I am iterating through each head and applying either f1 or f2 function depending on the value of the parameter self.alpha.
I only want to evaluate either function f1 or f2 not both and then select output of one based on conditional.
def f1 (x):
print('f1')
return x/x.shape[2]
def f2 (x):
print('f2')
temp = nn.relu(x)
return temp/(jnp.sum(temp,axis=-1,keepdims=True) + 1e-5)
def choose_attention(alpha, x):
return jax.lax.cond(alpha[0, 0, 0,0],f2,f1,operand=x)
results = []
func = [f1,f2]
for i in range(self.alpha.shape[1]):
print(i)
alpha_i = self.alpha[:, i:i+1, :, :]
x_i = attn_weights[:, i:i+1, :, :]
result_i = jax.lax.switch(self.alpha[0,0,0,0].astype(int),func,x_i)
results.append(result_i)
final_result = jnp.concatenate(results, axis=1)

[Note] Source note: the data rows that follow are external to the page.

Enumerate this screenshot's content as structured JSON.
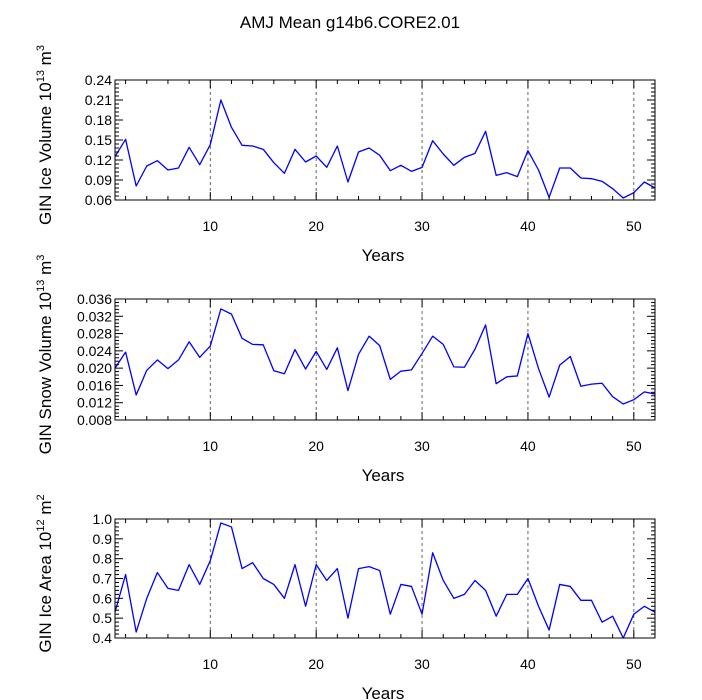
{
  "title": "AMJ Mean g14b6.CORE2.01",
  "colors": {
    "series": "#0000ff",
    "axis": "#000000",
    "grid": "#555555"
  },
  "chart_data": [
    {
      "type": "line",
      "ylabel": "GIN Ice Volume 10^13 m^3",
      "ylabel_main": "GIN Ice Volume 10",
      "ylabel_exp": "13",
      "ylabel_unit": "m",
      "ylabel_unit_exp": "3",
      "xlabel": "Years",
      "xlim": [
        1,
        52
      ],
      "ylim": [
        0.06,
        0.24
      ],
      "xticks": [
        10,
        20,
        30,
        40,
        50
      ],
      "yticks": [
        0.06,
        0.09,
        0.12,
        0.15,
        0.18,
        0.21,
        0.24
      ],
      "ytick_labels": [
        "0.06",
        "0.09",
        "0.12",
        "0.15",
        "0.18",
        "0.21",
        "0.24"
      ],
      "grid_x": [
        10,
        20,
        30,
        40,
        50
      ],
      "x": [
        1,
        2,
        3,
        4,
        5,
        6,
        7,
        8,
        9,
        10,
        11,
        12,
        13,
        14,
        15,
        16,
        17,
        18,
        19,
        20,
        21,
        22,
        23,
        24,
        25,
        26,
        27,
        28,
        29,
        30,
        31,
        32,
        33,
        34,
        35,
        36,
        37,
        38,
        39,
        40,
        41,
        42,
        43,
        44,
        45,
        46,
        47,
        48,
        49,
        50,
        51,
        52
      ],
      "values": [
        0.125,
        0.151,
        0.081,
        0.111,
        0.119,
        0.105,
        0.108,
        0.139,
        0.113,
        0.143,
        0.21,
        0.169,
        0.142,
        0.141,
        0.136,
        0.116,
        0.1,
        0.136,
        0.117,
        0.126,
        0.109,
        0.141,
        0.087,
        0.132,
        0.138,
        0.127,
        0.104,
        0.112,
        0.103,
        0.109,
        0.149,
        0.129,
        0.112,
        0.124,
        0.13,
        0.163,
        0.097,
        0.101,
        0.095,
        0.134,
        0.105,
        0.064,
        0.108,
        0.108,
        0.093,
        0.092,
        0.088,
        0.077,
        0.063,
        0.071,
        0.087,
        0.078
      ]
    },
    {
      "type": "line",
      "ylabel": "GIN Snow Volume 10^13 m^3",
      "ylabel_main": "GIN Snow Volume 10",
      "ylabel_exp": "13",
      "ylabel_unit": "m",
      "ylabel_unit_exp": "3",
      "xlabel": "Years",
      "xlim": [
        1,
        52
      ],
      "ylim": [
        0.008,
        0.036
      ],
      "xticks": [
        10,
        20,
        30,
        40,
        50
      ],
      "yticks": [
        0.008,
        0.012,
        0.016,
        0.02,
        0.024,
        0.028,
        0.032,
        0.036
      ],
      "ytick_labels": [
        "0.008",
        "0.012",
        "0.016",
        "0.020",
        "0.024",
        "0.028",
        "0.032",
        "0.036"
      ],
      "grid_x": [
        10,
        20,
        30,
        40,
        50
      ],
      "x": [
        1,
        2,
        3,
        4,
        5,
        6,
        7,
        8,
        9,
        10,
        11,
        12,
        13,
        14,
        15,
        16,
        17,
        18,
        19,
        20,
        21,
        22,
        23,
        24,
        25,
        26,
        27,
        28,
        29,
        30,
        31,
        32,
        33,
        34,
        35,
        36,
        37,
        38,
        39,
        40,
        41,
        42,
        43,
        44,
        45,
        46,
        47,
        48,
        49,
        50,
        51,
        52
      ],
      "values": [
        0.02,
        0.0237,
        0.0138,
        0.0195,
        0.0219,
        0.0199,
        0.0219,
        0.0261,
        0.0225,
        0.0251,
        0.0337,
        0.0325,
        0.0269,
        0.0255,
        0.0254,
        0.0194,
        0.0187,
        0.0243,
        0.0198,
        0.0239,
        0.0197,
        0.0247,
        0.0148,
        0.0232,
        0.0274,
        0.0252,
        0.0174,
        0.0193,
        0.0196,
        0.0234,
        0.0274,
        0.0255,
        0.0203,
        0.0202,
        0.0244,
        0.03,
        0.0164,
        0.018,
        0.0182,
        0.028,
        0.0199,
        0.0133,
        0.0207,
        0.0227,
        0.0158,
        0.0163,
        0.0165,
        0.0134,
        0.0117,
        0.0127,
        0.0145,
        0.014
      ]
    },
    {
      "type": "line",
      "ylabel": "GIN Ice Area 10^12 m^2",
      "ylabel_main": "GIN Ice Area 10",
      "ylabel_exp": "12",
      "ylabel_unit": "m",
      "ylabel_unit_exp": "2",
      "xlabel": "Years",
      "xlim": [
        1,
        52
      ],
      "ylim": [
        0.4,
        1.0
      ],
      "xticks": [
        10,
        20,
        30,
        40,
        50
      ],
      "yticks": [
        0.4,
        0.5,
        0.6,
        0.7,
        0.8,
        0.9,
        1.0
      ],
      "ytick_labels": [
        "0.4",
        "0.5",
        "0.6",
        "0.7",
        "0.8",
        "0.9",
        "1.0"
      ],
      "grid_x": [
        10,
        20,
        30,
        40,
        50
      ],
      "x": [
        1,
        2,
        3,
        4,
        5,
        6,
        7,
        8,
        9,
        10,
        11,
        12,
        13,
        14,
        15,
        16,
        17,
        18,
        19,
        20,
        21,
        22,
        23,
        24,
        25,
        26,
        27,
        28,
        29,
        30,
        31,
        32,
        33,
        34,
        35,
        36,
        37,
        38,
        39,
        40,
        41,
        42,
        43,
        44,
        45,
        46,
        47,
        48,
        49,
        50,
        51,
        52
      ],
      "values": [
        0.53,
        0.72,
        0.43,
        0.6,
        0.73,
        0.65,
        0.64,
        0.77,
        0.67,
        0.79,
        0.98,
        0.96,
        0.75,
        0.78,
        0.7,
        0.67,
        0.6,
        0.77,
        0.56,
        0.77,
        0.69,
        0.75,
        0.5,
        0.75,
        0.76,
        0.74,
        0.52,
        0.67,
        0.66,
        0.52,
        0.83,
        0.69,
        0.6,
        0.62,
        0.69,
        0.64,
        0.51,
        0.62,
        0.62,
        0.7,
        0.56,
        0.44,
        0.67,
        0.66,
        0.59,
        0.59,
        0.48,
        0.51,
        0.4,
        0.52,
        0.56,
        0.53
      ]
    }
  ]
}
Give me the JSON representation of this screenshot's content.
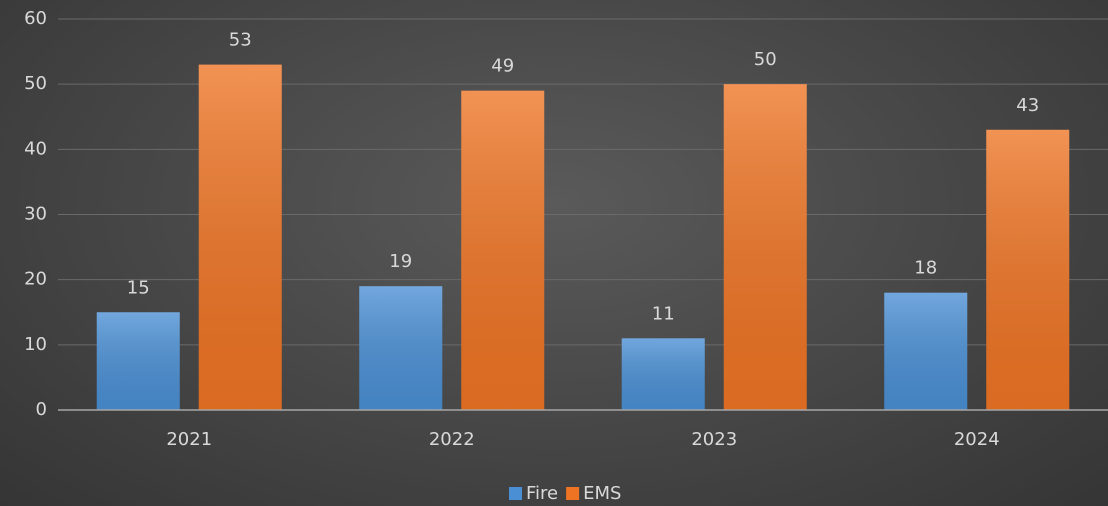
{
  "chart_data": {
    "type": "bar",
    "categories": [
      "2021",
      "2022",
      "2023",
      "2024"
    ],
    "series": [
      {
        "name": "Fire",
        "color": "#4a8fd4",
        "values": [
          15,
          19,
          11,
          18
        ]
      },
      {
        "name": "EMS",
        "color": "#ee7424",
        "values": [
          53,
          49,
          50,
          43
        ]
      }
    ],
    "ylim": [
      0,
      60
    ],
    "yticks": [
      0,
      10,
      20,
      30,
      40,
      50,
      60
    ],
    "grid": true,
    "legend": "bottom"
  }
}
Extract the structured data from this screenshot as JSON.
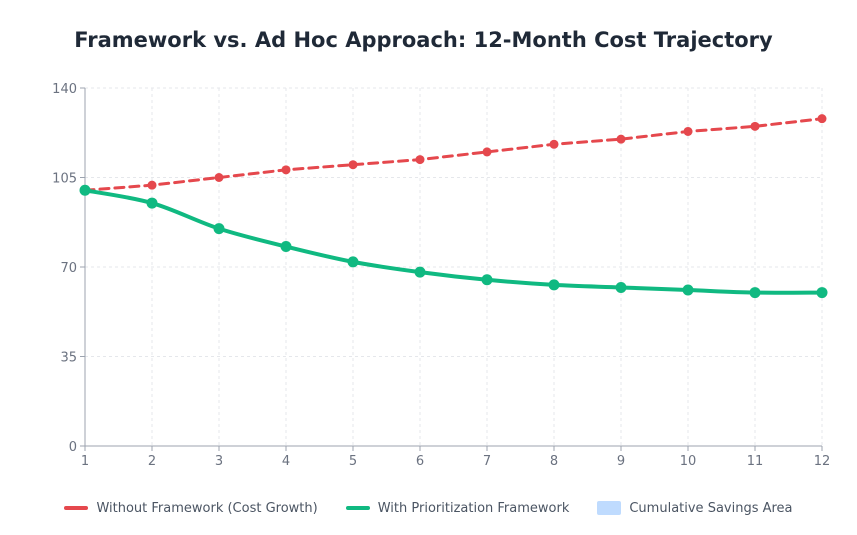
{
  "chart_data": {
    "type": "line",
    "title": "Framework vs. Ad Hoc Approach: 12-Month Cost Trajectory",
    "x": [
      1,
      2,
      3,
      4,
      5,
      6,
      7,
      8,
      9,
      10,
      11,
      12
    ],
    "xlabel": "",
    "ylabel": "",
    "ylim": [
      0,
      140
    ],
    "yticks": [
      0,
      35,
      70,
      105,
      140
    ],
    "grid": true,
    "legend_position": "bottom",
    "series": [
      {
        "name": "Without Framework (Cost Growth)",
        "values": [
          100,
          102,
          105,
          108,
          110,
          112,
          115,
          118,
          120,
          123,
          125,
          128
        ],
        "color": "#e5484d",
        "style": "dashed"
      },
      {
        "name": "With Prioritization Framework",
        "values": [
          100,
          95,
          85,
          78,
          72,
          68,
          65,
          63,
          62,
          61,
          60,
          60
        ],
        "color": "#10b981",
        "style": "solid"
      }
    ],
    "area_legend": {
      "name": "Cumulative Savings Area",
      "color": "#bfdbfe"
    }
  }
}
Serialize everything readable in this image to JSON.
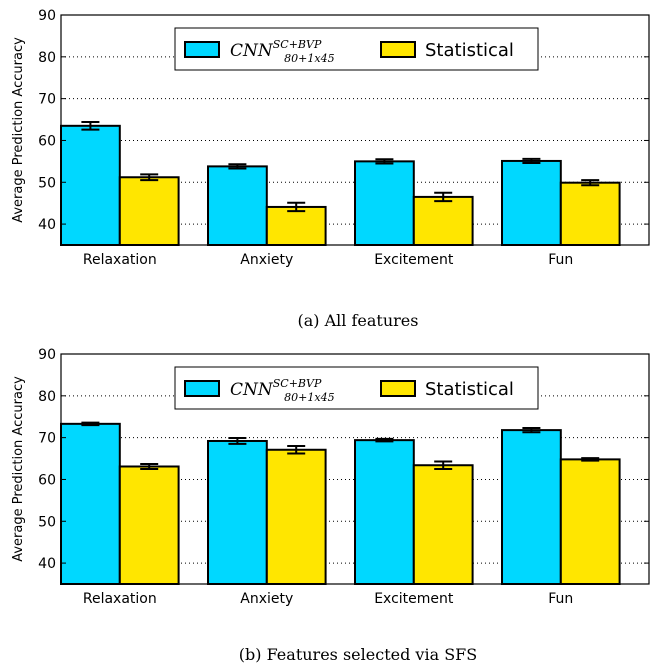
{
  "colors": {
    "cnn": "#00d8ff",
    "statistical": "#ffe600",
    "edge": "#000000"
  },
  "legend": {
    "cnn": {
      "base": "CNN",
      "sup": "SC+BVP",
      "sub": "80+1x45"
    },
    "statistical": "Statistical"
  },
  "chart_data": [
    {
      "type": "bar",
      "caption": "(a)  All features",
      "ylabel": "Average Prediction Accuracy",
      "ylim": [
        35,
        90
      ],
      "yticks": [
        40,
        50,
        60,
        70,
        80,
        90
      ],
      "grid": true,
      "legend_position": "top-center",
      "categories": [
        "Relaxation",
        "Anxiety",
        "Excitement",
        "Fun"
      ],
      "series": [
        {
          "key": "cnn",
          "values": [
            63.5,
            53.8,
            55.0,
            55.1
          ],
          "errors": [
            0.9,
            0.5,
            0.5,
            0.5
          ]
        },
        {
          "key": "statistical",
          "values": [
            51.2,
            44.1,
            46.5,
            49.9
          ],
          "errors": [
            0.7,
            1.0,
            1.0,
            0.6
          ]
        }
      ]
    },
    {
      "type": "bar",
      "caption": "(b)  Features selected via SFS",
      "ylabel": "Average Prediction Accuracy",
      "ylim": [
        35,
        90
      ],
      "yticks": [
        40,
        50,
        60,
        70,
        80,
        90
      ],
      "grid": true,
      "legend_position": "top-center",
      "categories": [
        "Relaxation",
        "Anxiety",
        "Excitement",
        "Fun"
      ],
      "series": [
        {
          "key": "cnn",
          "values": [
            73.3,
            69.2,
            69.4,
            71.8
          ],
          "errors": [
            0.3,
            0.7,
            0.3,
            0.5
          ]
        },
        {
          "key": "statistical",
          "values": [
            63.1,
            67.1,
            63.4,
            64.8
          ],
          "errors": [
            0.6,
            0.9,
            0.9,
            0.3
          ]
        }
      ]
    }
  ]
}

My print statements read like 0 f1 f2 1 2 3 4 5 6 7 8 9 10 11
jax.lax.switch
does what you want: it chooses between two different functions based on a runtime value. Your use of print
statements is misleading you: Python print
runs at trace-time rather than runtime, and all code will be traced even if it is not eventually executed.
For some background on how to think about the execution model of JAX programs, I would suggest How to think in JAX.
Side note: for better performance, I would also suggest avoiding using Python for
loops to loop through array values, and instead express your algorithm using either Numpy-style explicit vectorization, or using jax.vmap
to automatically vectorize your code.